Kinnell sees a new kind of audience developing for poetry, an audience that's "more adult - it's not like the Sixties, when poetry was part of the youth movement." At the same time, he sees a parallel development, one that's much more diversified. Just as the youthful, rebellious spirit of the Sixties liberated poetry from "a solemn air of a small group of 'appointed' poets," the new expansive spread of of poetry means that "you have everything from rappers to language poets to cowboy poets - I'll be doing a reading with a cowboy poet later this spring."

He sees promise in the new generation of youthful styles, such as slam poetry and rap: "Rap has a wonderful potential, but its fulfillment depends on achieving a density. If it could, in the hands of certain artists, continue to have that vibrant excitement, but also a new kind of density, then that would make it real poetry." He's intrigued by the potential of new technology, as well: "The internet is beginning to have an effect. It hasn't done all it's going to do, yet. But the idea of calling up a poem, or of calling up a voice reading a poem, is very intriguing."

Vibrant excitement plus density creates the kind of total commitment to poetry that Kinnell describes in an early poem, "Another Night in the Ruins":

     On some hill of despair
     the bonfire
     you kindle can light the great sky -
     though it's true, of course, to make it burn
     you have to throw yourself in…

"It's true," Kinnell comments, "that an artist, in a way you do have to give everything - you can't hold back.
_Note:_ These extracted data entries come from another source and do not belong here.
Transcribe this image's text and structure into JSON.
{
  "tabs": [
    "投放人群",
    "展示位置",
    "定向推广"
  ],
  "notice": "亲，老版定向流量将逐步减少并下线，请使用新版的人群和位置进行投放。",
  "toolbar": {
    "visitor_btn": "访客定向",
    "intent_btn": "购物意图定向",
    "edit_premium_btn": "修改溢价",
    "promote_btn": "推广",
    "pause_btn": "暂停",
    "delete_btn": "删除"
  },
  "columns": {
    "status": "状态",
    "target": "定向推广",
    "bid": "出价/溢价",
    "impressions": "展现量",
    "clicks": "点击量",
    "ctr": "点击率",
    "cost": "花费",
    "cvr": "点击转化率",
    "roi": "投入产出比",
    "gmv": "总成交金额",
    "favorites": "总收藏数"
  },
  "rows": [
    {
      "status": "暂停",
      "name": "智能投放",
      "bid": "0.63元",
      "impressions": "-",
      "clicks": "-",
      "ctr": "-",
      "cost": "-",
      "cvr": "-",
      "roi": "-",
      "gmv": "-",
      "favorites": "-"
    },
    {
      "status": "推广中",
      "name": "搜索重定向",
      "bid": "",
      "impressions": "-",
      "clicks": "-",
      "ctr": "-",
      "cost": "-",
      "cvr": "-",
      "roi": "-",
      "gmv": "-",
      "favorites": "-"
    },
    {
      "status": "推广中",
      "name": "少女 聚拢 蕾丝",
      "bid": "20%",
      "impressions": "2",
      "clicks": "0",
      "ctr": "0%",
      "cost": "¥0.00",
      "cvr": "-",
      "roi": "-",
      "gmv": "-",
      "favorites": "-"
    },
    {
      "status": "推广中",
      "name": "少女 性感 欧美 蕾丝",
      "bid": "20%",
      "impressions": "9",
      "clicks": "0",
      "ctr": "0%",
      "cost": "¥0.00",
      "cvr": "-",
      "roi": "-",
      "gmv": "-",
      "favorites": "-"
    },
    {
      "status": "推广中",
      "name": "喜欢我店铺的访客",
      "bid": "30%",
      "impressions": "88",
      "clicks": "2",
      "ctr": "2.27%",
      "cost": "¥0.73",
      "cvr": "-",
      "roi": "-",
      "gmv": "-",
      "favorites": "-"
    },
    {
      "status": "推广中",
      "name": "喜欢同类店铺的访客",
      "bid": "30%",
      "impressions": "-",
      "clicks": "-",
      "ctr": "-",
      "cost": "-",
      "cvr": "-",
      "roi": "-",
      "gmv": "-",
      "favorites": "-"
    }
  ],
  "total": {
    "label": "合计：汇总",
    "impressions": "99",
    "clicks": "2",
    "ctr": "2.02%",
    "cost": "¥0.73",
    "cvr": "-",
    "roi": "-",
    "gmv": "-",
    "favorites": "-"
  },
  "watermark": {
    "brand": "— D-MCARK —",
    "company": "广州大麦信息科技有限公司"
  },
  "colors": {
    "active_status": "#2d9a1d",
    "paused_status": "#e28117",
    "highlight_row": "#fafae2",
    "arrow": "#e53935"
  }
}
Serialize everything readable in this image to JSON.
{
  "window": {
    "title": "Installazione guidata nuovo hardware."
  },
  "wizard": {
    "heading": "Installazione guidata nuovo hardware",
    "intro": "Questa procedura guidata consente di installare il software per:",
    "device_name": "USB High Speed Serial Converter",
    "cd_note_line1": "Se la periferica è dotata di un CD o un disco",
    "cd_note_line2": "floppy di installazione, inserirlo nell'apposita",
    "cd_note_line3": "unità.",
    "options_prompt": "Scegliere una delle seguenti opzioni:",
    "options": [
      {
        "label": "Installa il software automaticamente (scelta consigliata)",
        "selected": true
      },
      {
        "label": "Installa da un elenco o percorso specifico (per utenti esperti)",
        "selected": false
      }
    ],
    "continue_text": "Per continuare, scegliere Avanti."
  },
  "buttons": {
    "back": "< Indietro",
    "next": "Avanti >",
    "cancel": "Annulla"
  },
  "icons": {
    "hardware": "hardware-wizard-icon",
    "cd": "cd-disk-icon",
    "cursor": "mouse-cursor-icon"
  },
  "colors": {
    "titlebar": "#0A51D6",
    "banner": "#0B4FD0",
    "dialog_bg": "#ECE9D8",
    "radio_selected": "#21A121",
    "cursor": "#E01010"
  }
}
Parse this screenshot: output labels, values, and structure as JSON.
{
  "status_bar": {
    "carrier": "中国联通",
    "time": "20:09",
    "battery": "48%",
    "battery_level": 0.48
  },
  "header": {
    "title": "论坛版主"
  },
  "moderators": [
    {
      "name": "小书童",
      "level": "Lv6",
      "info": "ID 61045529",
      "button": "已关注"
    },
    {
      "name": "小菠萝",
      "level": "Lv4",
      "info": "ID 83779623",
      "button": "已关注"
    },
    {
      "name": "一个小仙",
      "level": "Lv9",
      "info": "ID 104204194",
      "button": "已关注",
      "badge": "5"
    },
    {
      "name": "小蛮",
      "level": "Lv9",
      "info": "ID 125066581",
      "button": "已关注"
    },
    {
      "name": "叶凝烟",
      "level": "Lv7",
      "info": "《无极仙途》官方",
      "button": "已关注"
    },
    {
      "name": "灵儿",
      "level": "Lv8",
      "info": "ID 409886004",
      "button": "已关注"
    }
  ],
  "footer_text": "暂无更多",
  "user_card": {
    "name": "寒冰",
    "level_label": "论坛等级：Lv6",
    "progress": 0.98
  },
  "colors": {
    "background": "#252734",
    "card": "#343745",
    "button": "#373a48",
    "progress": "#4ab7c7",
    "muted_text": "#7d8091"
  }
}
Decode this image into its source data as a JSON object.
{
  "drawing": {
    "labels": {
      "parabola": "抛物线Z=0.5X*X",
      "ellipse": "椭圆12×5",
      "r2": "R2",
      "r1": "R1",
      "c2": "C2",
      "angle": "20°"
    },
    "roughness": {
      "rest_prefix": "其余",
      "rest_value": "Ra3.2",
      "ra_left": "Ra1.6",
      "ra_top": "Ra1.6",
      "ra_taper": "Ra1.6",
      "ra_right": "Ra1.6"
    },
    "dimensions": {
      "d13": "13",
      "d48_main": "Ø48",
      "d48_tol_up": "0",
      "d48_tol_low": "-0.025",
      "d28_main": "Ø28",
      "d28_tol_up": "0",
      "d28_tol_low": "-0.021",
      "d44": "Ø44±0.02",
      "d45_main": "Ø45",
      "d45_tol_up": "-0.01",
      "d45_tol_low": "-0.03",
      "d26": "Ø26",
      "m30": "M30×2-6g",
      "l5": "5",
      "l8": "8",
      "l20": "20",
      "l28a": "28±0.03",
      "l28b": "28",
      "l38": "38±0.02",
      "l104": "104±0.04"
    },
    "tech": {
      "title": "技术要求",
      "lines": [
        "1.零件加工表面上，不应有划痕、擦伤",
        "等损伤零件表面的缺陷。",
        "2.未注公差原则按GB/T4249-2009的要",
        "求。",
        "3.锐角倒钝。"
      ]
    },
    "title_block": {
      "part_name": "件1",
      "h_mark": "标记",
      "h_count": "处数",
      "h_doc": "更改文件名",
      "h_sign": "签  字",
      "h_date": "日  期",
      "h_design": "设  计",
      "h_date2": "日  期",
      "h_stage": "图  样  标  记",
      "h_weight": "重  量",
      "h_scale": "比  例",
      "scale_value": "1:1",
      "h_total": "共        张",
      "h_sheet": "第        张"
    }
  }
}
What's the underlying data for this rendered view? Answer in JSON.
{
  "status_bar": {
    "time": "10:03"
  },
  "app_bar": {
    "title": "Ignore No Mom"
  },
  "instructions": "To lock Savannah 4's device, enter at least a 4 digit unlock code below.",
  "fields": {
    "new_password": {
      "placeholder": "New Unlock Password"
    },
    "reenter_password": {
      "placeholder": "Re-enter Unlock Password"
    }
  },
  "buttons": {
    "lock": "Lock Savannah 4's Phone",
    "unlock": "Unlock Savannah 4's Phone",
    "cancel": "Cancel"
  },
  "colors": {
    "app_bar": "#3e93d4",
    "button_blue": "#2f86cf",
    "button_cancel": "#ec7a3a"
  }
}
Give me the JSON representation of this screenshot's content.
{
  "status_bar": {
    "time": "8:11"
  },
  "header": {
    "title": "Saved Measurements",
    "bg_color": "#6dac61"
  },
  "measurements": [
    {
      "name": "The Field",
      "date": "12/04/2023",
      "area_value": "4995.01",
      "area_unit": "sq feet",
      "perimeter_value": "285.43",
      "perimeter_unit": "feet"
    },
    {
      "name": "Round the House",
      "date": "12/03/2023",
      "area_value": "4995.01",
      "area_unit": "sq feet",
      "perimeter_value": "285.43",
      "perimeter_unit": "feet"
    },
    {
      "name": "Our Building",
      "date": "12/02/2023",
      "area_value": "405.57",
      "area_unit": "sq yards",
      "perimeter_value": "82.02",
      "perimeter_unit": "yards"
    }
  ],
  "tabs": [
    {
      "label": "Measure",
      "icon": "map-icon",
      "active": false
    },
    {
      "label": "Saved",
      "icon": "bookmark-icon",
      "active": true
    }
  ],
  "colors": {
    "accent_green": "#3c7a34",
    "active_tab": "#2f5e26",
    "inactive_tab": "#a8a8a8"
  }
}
Rilke, for example, totally threw himself in. Nothing else interested him but poetry. When he got ignited, the sky really lit up. Berryman, too, made that kind of Faustian bargain - total immersion for a period of time, and then it's over. This doesn't have to only apply to poets, of course. In less literary terms, it can apply to anyone who overdoes it, whose great project is self-destructive."

Kinnell has burned without self-destructing. From his first poetry collection in 1960, through his Pulitzer Prize for his 1983 Selected Poems, he has established himself as, and remained, a major force in our contemporary literary culture.